"We'd make one hell of a team, Snake!"
The name's Plissken...
When we last left our hero, you know the tall guy with bad teeth, he and that other guy, the bookseller who couldn't wait to get home to his wife (13 kids? I'm not sure what to be most impressed with.), had forced the evildoers over the horizon.
Time to get really offensive.
Crown Point is much more impressive in the history books until you realize that it was just 9 guys in the middle of nowhere. But we had ambition by gum, so we raised a whole 'nother army and sent it packing off in the Maine woods. Those autumn leaves sure do look pretty until you have to start eating dog.

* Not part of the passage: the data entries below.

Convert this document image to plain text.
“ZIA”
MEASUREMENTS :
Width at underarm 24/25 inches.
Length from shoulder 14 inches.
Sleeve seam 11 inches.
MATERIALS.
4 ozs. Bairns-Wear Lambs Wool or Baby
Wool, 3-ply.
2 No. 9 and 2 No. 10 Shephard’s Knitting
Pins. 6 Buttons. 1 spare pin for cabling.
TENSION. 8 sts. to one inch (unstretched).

I understand Quebec is a nice town, but I wouldn't know since they didn't let me in. I'm almost sure Groucho had something to say. Have I mentioned miserable failure yet? How about miserable failure en español? My favorite traitor was persisent though and each day gets warmer and longer until it's time to go.

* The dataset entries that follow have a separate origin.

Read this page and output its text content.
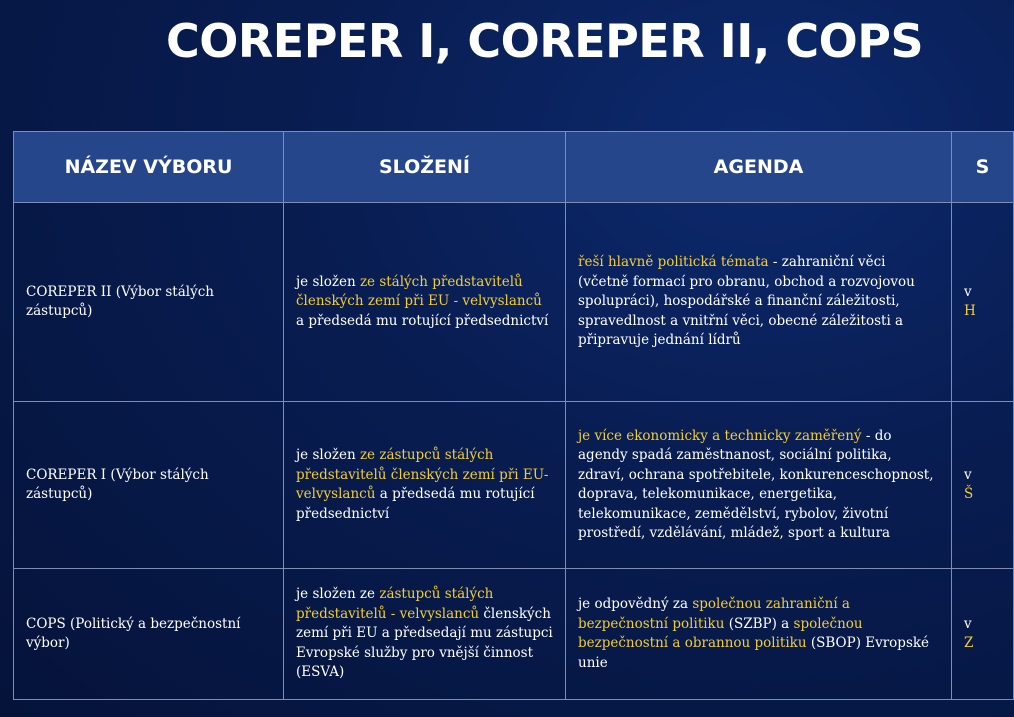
COREPER I, COREPER II, COPS
NÁZEV VÝBORU	SLOŽENÍ	AGENDA	S
COREPER II (Výbor stálých zástupců)	je složen ze stálých představitelů členských zemí při EU - velvyslanců a předsedá mu rotující předsednictví	řeší hlavně politická témata - zahraniční věci (včetně formací pro obranu, obchod a rozvojovou spolupráci), hospodářské a finanční záležitosti, spravedlnost a vnitřní věci, obecné záležitosti a připravuje jednání lídrů	v
H
COREPER I (Výbor stálých zástupců)	je složen ze zástupců stálých představitelů členských zemí při EU-velvyslanců a předsedá mu rotující předsednictví	je více ekonomicky a technicky zaměřený - do agendy spadá zaměstnanost, sociální politika, zdraví, ochrana spotřebitele, konkurenceschopnost, doprava, telekomunikace, energetika, telekomunikace, zemědělství, rybolov, životní prostředí, vzdělávání, mládež, sport a kultura	v
Š
COPS (Politický a bezpečnostní výbor)	je složen ze zástupců stálých představitelů - velvyslanců členských zemí při EU a předsedají mu zástupci Evropské služby pro vnější činnost (ESVA)	je odpovědný za společnou zahraniční a bezpečnostní politiku (SZBP) a společnou bezpečnostní a obrannou politiku (SBOP) Evropské unie	v
Z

Meanwhile, back at the ranch, our hero, the guy in blue and buff , had enough trouble of his own. Exactly one year after his assumption of command he pretty much got stabbed in the back by those evildoers he had dispatched 3 and a half months before.
It's not like we didn't try. Long Island, Kip's Bay, Harlem Heights, Pell's Point, White Plains, and finally Fort Washington. And then, defeated by the killer rabbit, there was lots of running away.
When you're cold and hungry it's really hard to be brave in the face of overwhelming odds, but sometimes you're just doing what you can.
So tonight I leave you on the far banks of the Delaware, waiting for the next installment.